In a separate news release on Wednesday, the organization also called on the federal and provincial governments to support First Nations-led transformation of health-care systems, including work SCO is doing to create a system serving the nations it represents.
Manitoba Keewatinowi Okimakanak Grand Chief Garrison Settee said First Nations leaders will continue to “rattle the cage until there’s transformation.”
‘Long-standing health inequities’: minister
Manitoba Health Minister Uzoma Asagwara confirmed in a statement sent to CBC News last week they had spoken to Chief Keeper but said they can’t comment specifically on a patient’s care.
Asagwara said the province is working to reduce wait times by adding more health-care workers and more staffed beds to the system.
They said the government is “committed to working in partnership with First Nations leaders and Indigenous organizations to advance culturally safe, equitable care and address long-standing health inequities.”

A spokesperson for the Winnipeg Regional Health Authority said emergency departments across the city, including Grace Hospital, “continue to experience high patient volumes and wait times.”
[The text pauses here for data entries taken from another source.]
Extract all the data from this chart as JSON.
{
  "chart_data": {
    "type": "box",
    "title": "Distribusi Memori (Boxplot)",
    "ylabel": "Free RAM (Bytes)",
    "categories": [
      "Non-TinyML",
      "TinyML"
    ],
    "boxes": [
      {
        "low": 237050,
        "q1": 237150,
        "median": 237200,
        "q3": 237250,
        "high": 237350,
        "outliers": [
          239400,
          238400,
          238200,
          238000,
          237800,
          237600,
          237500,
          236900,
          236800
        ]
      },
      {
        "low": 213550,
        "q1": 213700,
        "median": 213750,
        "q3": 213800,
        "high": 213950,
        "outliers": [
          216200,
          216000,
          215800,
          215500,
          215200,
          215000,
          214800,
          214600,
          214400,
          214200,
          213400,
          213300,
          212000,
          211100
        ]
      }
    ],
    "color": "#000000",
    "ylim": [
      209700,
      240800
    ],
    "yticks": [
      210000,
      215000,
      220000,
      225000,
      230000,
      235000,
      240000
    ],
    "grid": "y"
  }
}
Work to reduce wait times in Winnipeg and across the province is “ongoing through a systematic approach,” with initiatives aimed at streamlining how patients move through hospital care, the spokesperson said in an emailed statement last week.
Waiting is difficult “when you are sick or in pain,” the spokesperson said, but patients are assessed and triaged upon arrival, with priority given to the sickest or most injured people.
Grace Hospital’s chief operating officer, Rachel Ferguson, has also reached out to Keeper to talk about what happened, the spokesperson said.